Investigation of the Thermal Performance of Water and Aluminum Oxide Nanofluid as a Coolant for Solar Panels
DOI:
https://doi.org/10.37934/arfmts.106.2.87102Keywords:
PV panel, nanofluid coolant, CFD simulation, Ansys simulation, cooling system, solar energy, energyAbstract
A solar panel, also known as a photovoltaic (PV) panel, converts photons from sunlight into usable energy. However, panel warming during the day limits voltage production and results in energy-electricity waste. The efficiency of this PV panel's cooling system utilizing water and aluminum oxide (Al2O3) nanofluid was simulated and assessed using Computational Fluid Dynamics (CFD). This research examines the thermal performance of temperature differences between uncooled, water-cooled, and Al2O3 nanofluid-cooled solar panels.
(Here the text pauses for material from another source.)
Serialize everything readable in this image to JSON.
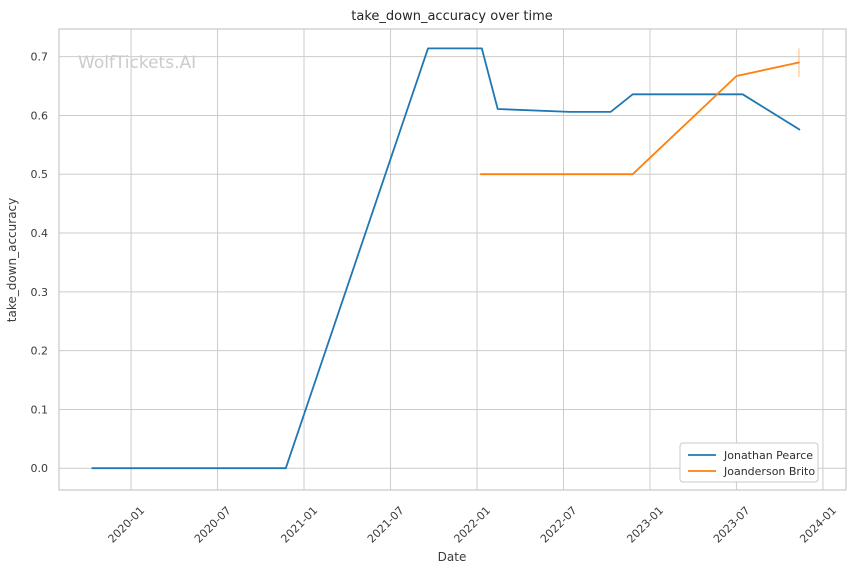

To find the lowest temperature of the solar panel achieved, the mass flow rates of coolants (16.5, 33, 66, and 99 L/h) and inlet coolant temperatures (20, 25, 30, 35, and 40 °C) were varied. Al2O3 nanofluid-cooled solar panels at the maximum flow rate and the lowest inlet coolant temperature, 99 L/h and 20℃, respectively, promised the minimum solar panel temperature, which is critical for energy storage. Furthermore, the use of nanofluid coolant assisted in the reduction of 41 to 60% of solar panel temperature. These results shed insight into the capabilities of nanofluid in the coolant system.